Energielandesrat Daniel Allgäuer geht dennoch nicht davon aus, dass Strafen fällig werden. „Die Ziele waren absehbar. Deshalb haben wir sie bereits in die Energieautonomie 2030+ aufgenommen, die im Landtag einstimmig beschlossen wurde.“ Sollte der Ausbau nicht im vorgesehenen Ausmaß gelingen, fordert er Spielraum, den fehlenden Strom zu kompensieren: „Das Papier des Bundes muss diese Flexibilität zulassen.“ Grundsätzlich spricht sich Allgäuer für Windkraft aus, betont jedoch deren wirtschaftliche Umsetzbarkeit: „Windkraft ist Winterkraft und würde den Energiemix sinnvoll ergänzen.“

In Vorarlberg läuft derzeit auf der Alpe Rauz die erste Windmessung.

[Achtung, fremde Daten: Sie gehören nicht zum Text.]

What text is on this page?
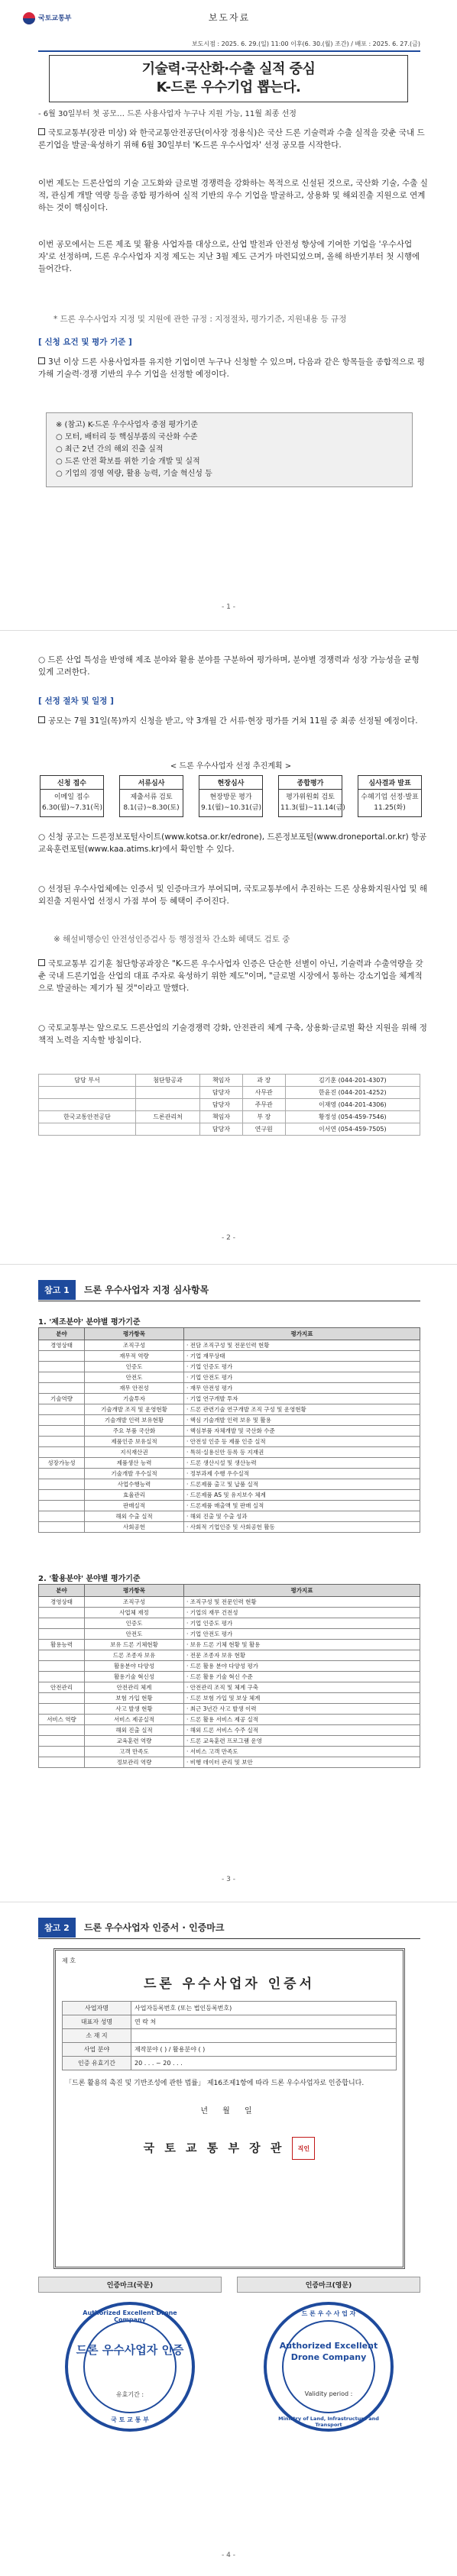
국토교통부	보도자료
보도시점 : 2025. 6. 29.(일) 11:00 이후(6. 30.(월) 조간) / 배포 : 2025. 6. 27.(금)
기술력·국산화·수출 실적 중심
K-드론 우수기업 뽑는다.
- 6월 30일부터 첫 공모… 드론 사용사업자 누구나 지원 가능, 11월 최종 선정
국토교통부(장관 미상) 와 한국교통안전공단(이사장 정용식)은 국산 드론 기술력과 수출 실적을 갖춘 국내 드론기업을 발굴·육성하기 위해 6월 30일부터 'K-드론 우수사업자' 선정 공모를 시작한다.
이번 제도는 드론산업의 기술 고도화와 글로벌 경쟁력을 강화하는 목적으로 신설된 것으로, 국산화 기술, 수출 실적, 관심게 개발 역량 등을 종합 평가하여 실적 기반의 우수 기업을 발굴하고, 상용화 및 해외진출 지원으로 연계하는 것이 핵심이다.
이번 공모에서는 드론 제조 및 활용 사업자를 대상으로, 산업 발전과 안전성 향상에 기여한 기업을 '우수사업자'로 선정하며, 드론 우수사업자 지정 제도는 지난 3월 제도 근거가 마련되었으며, 올해 하반기부터 첫 시행에 들어간다.
* 드론 우수사업자 지정 및 지원에 관한 규정 : 지정절차, 평가기준, 지원내용 등 규정
[ 신청 요건 및 평가 기준 ]
3년 이상 드론 사용사업자를 유지한 기업이면 누구나 신청할 수 있으며, 다음과 같은 항목들을 종합적으로 평가해 기술력·경쟁 기반의 우수 기업을 선정할 예정이다.
※ (참고) K-드론 우수사업자 중점 평가기준
○ 모터, 배터리 등 핵심부품의 국산화 수준
○ 최근 2년 간의 해외 진출 실적
○ 드론 안전 확보를 위한 기술 개발 및 실적
○ 기업의 경영 역량, 활용 능력, 기술 혁신성 등
- 1 -
○ 드론 산업 특성을 반영해 제조 분야와 활용 분야를 구분하여 평가하며, 분야별 경쟁력과 성장 가능성을 균형 있게 고려한다.
[ 선정 절차 및 일정 ]
공모는 7월 31일(목)까지 신청을 받고, 약 3개월 간 서류·현장 평가를 거쳐 11월 중 최종 선정될 예정이다.
< 드론 우수사업자 선정 추진계획 >
신청 접수
이메일 접수 6.30(월)~7.31(목)
서류심사
제출서류 검토 8.1(금)~8.30(토)
현장심사
현장방문 평가 9.1(월)~10.31(금)
종합평가
평가위원회 검토 11.3(월)~11.14(금)
심사결과 발표
수혜기업 선정·발표 11.25(화)
○ 신청 공고는 드론정보포털사이트(www.kotsa.or.kr/edrone), 드론정보포털(www.droneportal.or.kr) 항공교육훈련포털(www.kaa.atims.kr)에서 확인할 수 있다.
○ 선정된 우수사업체에는 인증서 및 인증마크가 부여되며, 국토교통부에서 추진하는 드론 상용화지원사업 및 해외진출 지원사업 선정시 가점 부여 등 혜택이 주어진다.
※ 해설비행승인 안전성인증검사 등 행정절차 간소화 혜택도 검토 중
국토교통부 김기훈 첨단항공과장은 "K-드론 우수사업자 인증은 단순한 선별이 아닌, 기술력과 수출역량을 갖춘 국내 드론기업을 산업의 대표 주자로 육성하기 위한 제도"이며, "글로벌 시장에서 통하는 강소기업을 체계적으로 발굴하는 제기가 될 것"이라고 말했다.
○ 국토교통부는 앞으로도 드론산업의 기술경쟁력 강화, 안전관리 체계 구축, 상용화·글로벌 확산 지원을 위해 정책적 노력을 지속할 방침이다.
담당 부서	첨단항공과	책임자	과 장	김기훈 (044-201-4307)
		담당자	사무관	한윤진 (044-201-4252)
		담당자	주무관	이재영 (044-201-4306)
한국교통안전공단	드론관리처	책임자	부 장	황정성 (054-459-7546)
		담당자	연구원	이서연 (054-459-7505)
- 2 -
참고 1 드론 우수사업자 지정 심사항목
1. '제조분야' 분야별 평가기준
분야	평가항목	평가지표
경영상태	조직구성	· 전담 조직구성 및 전문인력 현황
	재무적 역량	· 기업 재무상태
	인증도	· 기업 인증도 평가
	안전도	· 기업 안전도 평가
	재무 안전성	· 재무 안전성 평가
기술역량	기술투자	· 기업 연구개발 투자
	기술개발 조직 및 운영현황	· 드론 관련기술 연구개발 조직 구성 및 운영현황
	기술개발 인력 보유현황	· 핵심 기술개발 인력 보유 및 활용
	주요 부품 국산화	· 핵심부품 자체개발 및 국산화 수준
	제품인증 보유실적	· 안전성 인증 등 제품 인증 실적
	지식재산권	· 특허·실용신안 등록 등 지재권
성장가능성	제품생산 능력	· 드론 생산시설 및 생산능력
	기술개발 우수실적	· 정부과제 수행 우수실적
	사업수행능력	· 드론제품 출고 및 납품 실적
	효율관리	· 드론제품 AS 및 유지보수 체계
	판매실적	· 드론제품 매출액 및 판매 실적
	해외 수출 실적	· 해외 진출 및 수출 성과
	사회공헌	· 사회적 기업인증 및 사회공헌 활동
2. '활용분야' 분야별 평가기준
분야	평가항목	평가지표
경영상태	조직구성	· 조직구성 및 전문인력 현황
	사업체 재정	· 기업의 재무 건전성
	인증도	· 기업 인증도 평가
	안전도	· 기업 안전도 평가
활용능력	보유 드론 기체현황	· 보유 드론 기체 현황 및 활용
	드론 조종자 보유	· 전문 조종자 보유 현황
	활용분야 다양성	· 드론 활용 분야 다양성 평가
	활용기술 혁신성	· 드론 활용 기술 혁신 수준
안전관리	안전관리 체계	· 안전관리 조직 및 체계 구축
	보험 가입 현황	· 드론 보험 가입 및 보상 체계
	사고 발생 현황	· 최근 3년간 사고 발생 이력
서비스 역량	서비스 제공실적	· 드론 활용 서비스 제공 실적
	해외 진출 실적	· 해외 드론 서비스 수주 실적
	교육훈련 역량	· 드론 교육훈련 프로그램 운영
	고객 만족도	· 서비스 고객 만족도
	정보관리 역량	· 비행 데이터 관리 및 보안
- 3 -
참고 2 드론 우수사업자 인증서 · 인증마크
제 호
드론 우수사업자 인증서
사업자명	사업자등록번호 (또는 법인등록번호)
대표자 성명	연 락 처
소 재 지	
사업 분야	제작분야 ( ) / 활용분야 ( )
인증 유효기간	20 . . . ~ 20 . . .
「드론 활용의 촉진 및 기반조성에 관한 법률」 제16조제1항에 따라 드론 우수사업자로 인증합니다.
년 월 일
국 토 교 통 부 장 관 직인
인증마크(국문)
Authorized Excellent Drone Company
드론 우수사업자 인증
유효기간 :
국 토 교 통 부
인증마크(영문)
드 론 우 수 사 업 자
Authorized Excellent Drone Company
Validity period :
Ministry of Land, Infrastructure and Transport
- 4 -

Ergebnisse werden im Juni oder Juli erwartet. Hinter den Kulissen wird jedoch gemunkelt, dass diese schlechter ausfallen könnten als erhofft, was auch mit dem schwachen Winter zusammenhängen könnte. Allgäuer will dazu keine Stellung nehmen: Die Messung sei noch nicht abgeschlossen, man wolle die Ergebnisse abwarten.

Die Bundesregierung setzt auf einen raschen Ausbau. Schnellere Genehmigungsverfahren sollen das Tempo erhöhen. Das ist notwendig, um bis 2030 jährlich zusätzliche 27 Terawattstunden Strom zu erzeugen.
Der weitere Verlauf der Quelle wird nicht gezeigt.